By Robert Mills
Berkeley residents might soon change the way they think about community participation.
Today, a group of students from UC Berkeley are launching CitySandbox, a website designed to enhance neighborhood collaboration.
“This site is a way for people to find out more about their communities,” said Evelyn Shaw, the app lab producer from the Social App Lab at CITRIS at UC Berkeley. “It’s a way to find out what people are interested in and what they can work toward together.”
CitySandbox combines a Google map of the Berkeley area with a social networking element similar to websites like Reddit or Digg. By clicking on a spot in the map, users can ask a question, plan a gathering or point out an issue pertaining to that spot.

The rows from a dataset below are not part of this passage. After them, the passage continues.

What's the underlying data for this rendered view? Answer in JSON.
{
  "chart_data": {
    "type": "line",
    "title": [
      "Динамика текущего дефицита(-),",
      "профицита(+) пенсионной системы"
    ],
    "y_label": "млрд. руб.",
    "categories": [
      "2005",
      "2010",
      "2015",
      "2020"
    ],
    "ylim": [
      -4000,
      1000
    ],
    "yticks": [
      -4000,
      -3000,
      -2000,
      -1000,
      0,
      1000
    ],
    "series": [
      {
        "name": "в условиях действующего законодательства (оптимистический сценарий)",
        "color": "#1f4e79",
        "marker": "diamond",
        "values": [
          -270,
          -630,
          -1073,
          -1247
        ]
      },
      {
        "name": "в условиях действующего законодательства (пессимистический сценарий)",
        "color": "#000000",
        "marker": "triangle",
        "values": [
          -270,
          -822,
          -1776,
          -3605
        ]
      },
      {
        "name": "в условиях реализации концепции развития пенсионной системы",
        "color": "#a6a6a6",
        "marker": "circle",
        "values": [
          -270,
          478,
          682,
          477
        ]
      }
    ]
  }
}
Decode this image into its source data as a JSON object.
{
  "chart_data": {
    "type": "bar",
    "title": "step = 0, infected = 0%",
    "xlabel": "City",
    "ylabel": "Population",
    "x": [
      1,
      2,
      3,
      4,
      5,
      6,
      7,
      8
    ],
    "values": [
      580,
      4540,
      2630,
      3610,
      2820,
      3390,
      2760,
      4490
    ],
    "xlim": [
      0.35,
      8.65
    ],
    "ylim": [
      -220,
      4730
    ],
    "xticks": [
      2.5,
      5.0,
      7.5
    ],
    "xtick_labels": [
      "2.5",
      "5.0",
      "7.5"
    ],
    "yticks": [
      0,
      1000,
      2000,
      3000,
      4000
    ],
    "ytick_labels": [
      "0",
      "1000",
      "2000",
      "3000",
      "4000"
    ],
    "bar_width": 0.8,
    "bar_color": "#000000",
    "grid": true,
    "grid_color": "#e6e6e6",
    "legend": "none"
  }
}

Other members can then comment on the marker and vote it up or down. Ideally, popular topics will facilitate conversation, and conversation will lead to community participation.

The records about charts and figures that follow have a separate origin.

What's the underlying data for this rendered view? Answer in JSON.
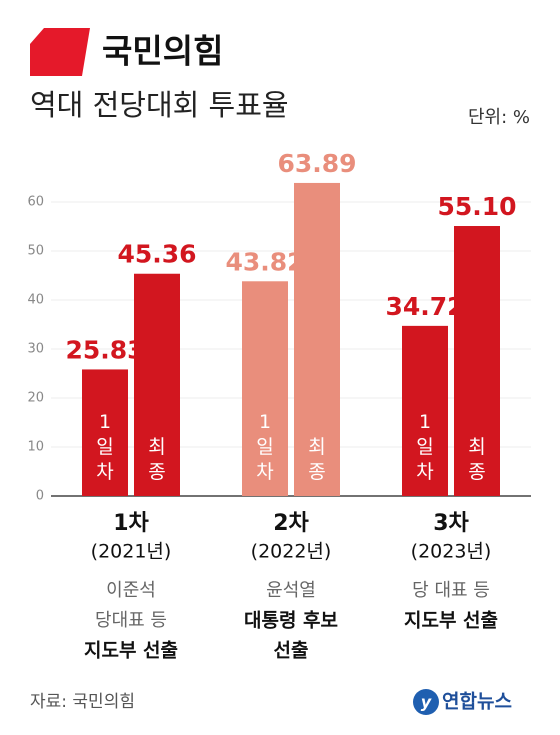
{
  "chart_data": {
    "type": "grouped-bar",
    "title": "국민의힘",
    "subtitle": "역대 전당대회 투표율",
    "unit": "단위: %",
    "categories": [
      "1차",
      "2차",
      "3차"
    ],
    "category_subs": [
      "(2021년)",
      "(2022년)",
      "(2023년)"
    ],
    "notes": [
      [
        "이준석",
        "당대표 등"
      ],
      [
        "윤석열"
      ],
      [
        "당 대표 등"
      ]
    ],
    "notes_bold": [
      [
        "지도부 선출"
      ],
      [
        "대통령 후보",
        "선출"
      ],
      [
        "지도부 선출"
      ]
    ],
    "category_colors": [
      "#d2161f",
      "#e98e7c",
      "#d2161f"
    ],
    "series": [
      {
        "name": "1일차",
        "values": [
          25.83,
          43.82,
          34.72
        ]
      },
      {
        "name": "최종",
        "values": [
          45.36,
          63.89,
          55.1
        ],
        "value_labels": [
          "45.36",
          "63.89",
          "55.10"
        ]
      }
    ],
    "ylim": [
      0,
      65
    ],
    "yticks": [
      0,
      10,
      20,
      30,
      40,
      50,
      60
    ],
    "grid": true,
    "source": "자료: 국민의힘",
    "logo": "연합뉴스"
  }
}
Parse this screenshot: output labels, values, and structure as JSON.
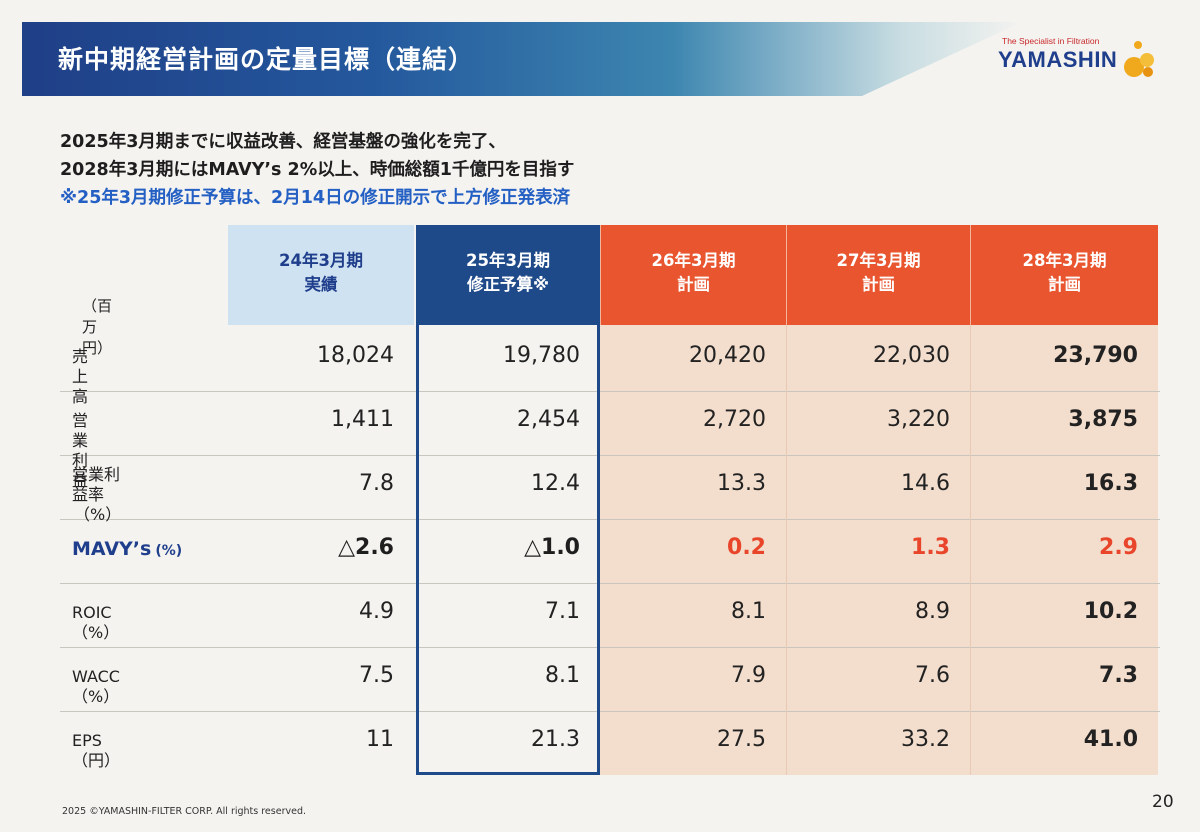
{
  "slide": {
    "title": "新中期経営計画の定量目標（連結）",
    "logo_tagline": "The Specialist in Filtration",
    "logo_word": "YAMASHIN",
    "subtitle_line1": "2025年3月期までに収益改善、経営基盤の強化を完了、",
    "subtitle_line2": "2028年3月期にはMAVY’s 2%以上、時価総額1千億円を目指す",
    "note": "※25年3月期修正予算は、2月14日の修正開示で上方修正発表済",
    "footer": "2025 ©YAMASHIN-FILTER CORP. All rights reserved.",
    "page_number": "20"
  },
  "table": {
    "unit": "（百万円）",
    "columns": [
      {
        "line1": "24年3月期",
        "line2": "実績"
      },
      {
        "line1": "25年3月期",
        "line2": "修正予算※"
      },
      {
        "line1": "26年3月期",
        "line2": "計画"
      },
      {
        "line1": "27年3月期",
        "line2": "計画"
      },
      {
        "line1": "28年3月期",
        "line2": "計画"
      }
    ],
    "rows": [
      {
        "label1": "売上高",
        "label2": "",
        "values": [
          "18,024",
          "19,780",
          "20,420",
          "22,030",
          "23,790"
        ]
      },
      {
        "label1": "営業利益",
        "label2": "",
        "values": [
          "1,411",
          "2,454",
          "2,720",
          "3,220",
          "3,875"
        ]
      },
      {
        "label1": "営業利益率",
        "label2": "（%）",
        "values": [
          "7.8",
          "12.4",
          "13.3",
          "14.6",
          "16.3"
        ]
      },
      {
        "label1": "MAVY’s",
        "label2": "(%)",
        "values": [
          "△2.6",
          "△1.0",
          "0.2",
          "1.3",
          "2.9"
        ]
      },
      {
        "label1": "ROIC（%）",
        "label2": "",
        "values": [
          "4.9",
          "7.1",
          "8.1",
          "8.9",
          "10.2"
        ]
      },
      {
        "label1": "WACC（%）",
        "label2": "",
        "values": [
          "7.5",
          "8.1",
          "7.9",
          "7.6",
          "7.3"
        ]
      },
      {
        "label1": "EPS（円）",
        "label2": "",
        "values": [
          "11",
          "21.3",
          "27.5",
          "33.2",
          "41.0"
        ]
      }
    ]
  },
  "colors": {
    "actual_header": "#cfe2f1",
    "budget_header": "#1e4a8a",
    "plan_header": "#e8552f",
    "plan_body": "#f3ddcc",
    "mavys_label": "#1f3e8c",
    "mavys_plan": "#e8452a"
  }
}
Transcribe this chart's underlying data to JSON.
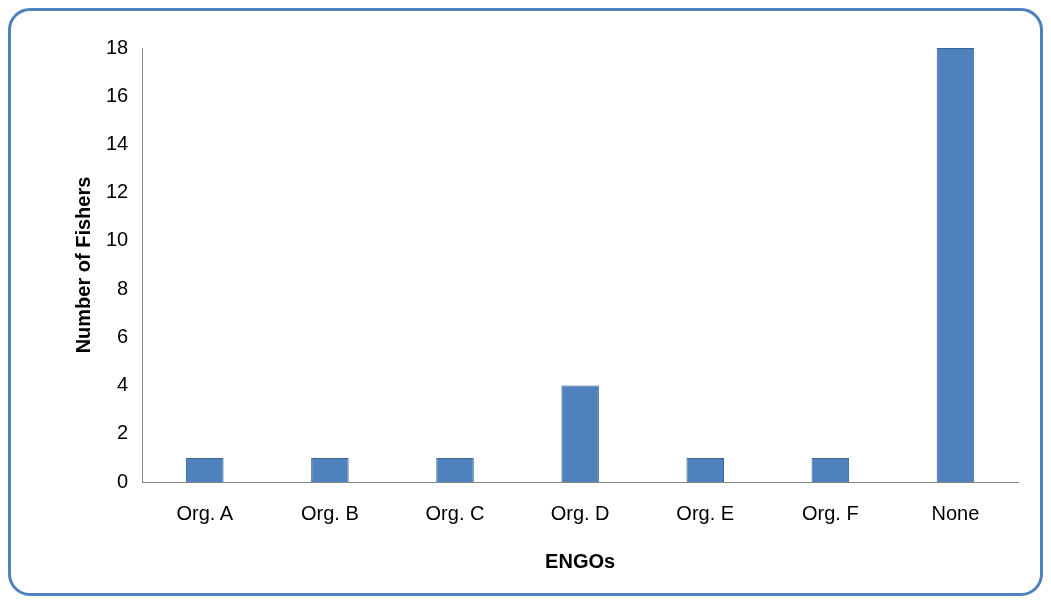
{
  "chart_data": {
    "type": "bar",
    "xlabel": "ENGOs",
    "ylabel": "Number of Fishers",
    "categories": [
      "Org. A",
      "Org. B",
      "Org. C",
      "Org. D",
      "Org. E",
      "Org. F",
      "None"
    ],
    "values": [
      1,
      1,
      1,
      4,
      1,
      1,
      18
    ],
    "color": "#4f81bd",
    "ylim": [
      0,
      18
    ],
    "yticks": [
      0,
      2,
      4,
      6,
      8,
      10,
      12,
      14,
      16,
      18
    ],
    "grid": false,
    "legend": false
  }
}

Some of the questions currently posed on the site include “How can we make People’s Park less scary for everyone?” and “How can we make College Avenue safer for cars, bikers, and pedestrians?” There are less serious questions, too, such as “Where is the best place to study off-campus?”
As part of the public test, Social App Lab developers have asked Berkeleyside readers to visit www.citysandbox.com to nominate valued leaders in the community.

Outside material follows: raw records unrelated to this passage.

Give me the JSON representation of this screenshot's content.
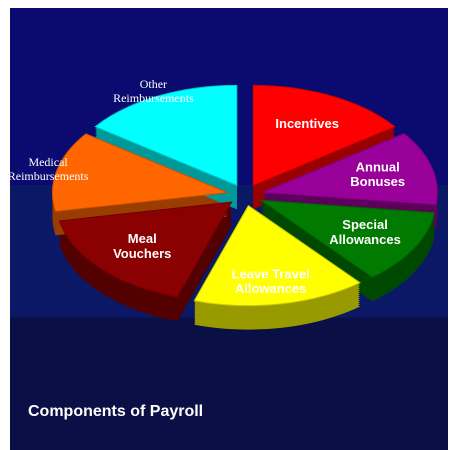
{
  "chart_data": {
    "type": "pie",
    "title": "Components of Payroll",
    "categories": [
      "Incentives",
      "Annual Bonuses",
      "Special Allowances",
      "Leave Travel Allowances",
      "Meal Vouchers",
      "Medical Reimbursements",
      "Other Reimbursements"
    ],
    "values": [
      15,
      12,
      12,
      16,
      17,
      13,
      15
    ],
    "colors": [
      "#ff0000",
      "#990099",
      "#007a00",
      "#ffff00",
      "#8b0000",
      "#ff6600",
      "#00ffff"
    ]
  }
}
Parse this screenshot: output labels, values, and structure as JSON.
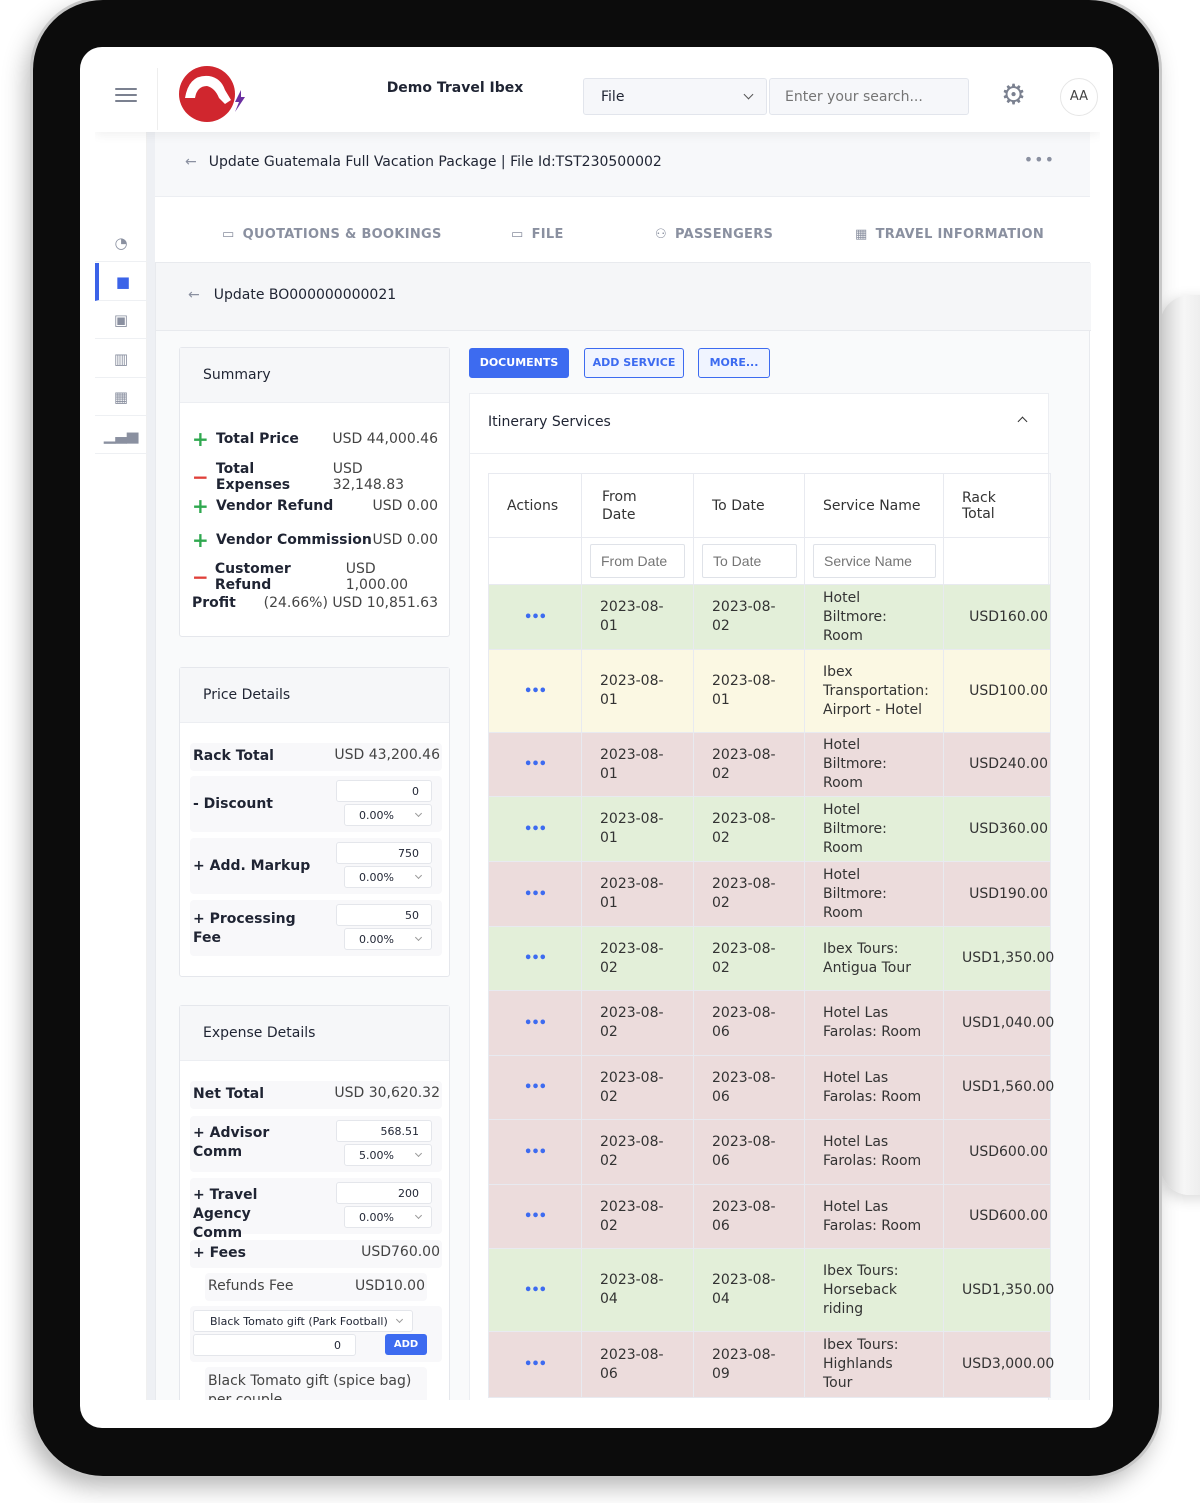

Users can click on a spot in the map where someone helpful works–like Gary Cromp of the Friends of Kenney Cottage Community Garden who helps make sustainable community gardening accessible for everyone–or they can highlight a spot where a local business like Paco Collars helps “bad rap” pit-bull breeds find adoption.
Developers hope Berkeley residents will digitally nominate and vote on pillars of the community so they can honor winners at their official kickoff luncheon. It will be held June 30 from 5 to 9 pm at King’s Park at Hopkins and Colusa.
Shaw, a UC Berkeley undergrad studying anthropology, said she hopes Berkeley residents—and eventually residents in all cities—will use CitySandbox to organize and address a wide range of issues from fixing potholes to evaluating city council decisions.
“Our goal really is that our site promotes some kind of action,” Shaw said. “We don’t want to be a site where people just report problems. We want people to take their own routes in solving them.”
CitySandbox is the latest project from Berkeley’s Social App Lab – an undergraduate research group aimed at developing new media and mobile applications that deal in data democracy and the way people participate. The project is almost completely student-developed, with guidance from co-founding UC Berkeley professors James Holston (Anthropology) and Greg Niemeyer (Art Practice and New Media).
CITRIS is UC Berkeley’s Center for Informational Technology Research in the Interest of Society. It supports The Social App Lab alongside the Division of Social Sciences and the Division of Arts and Humanities.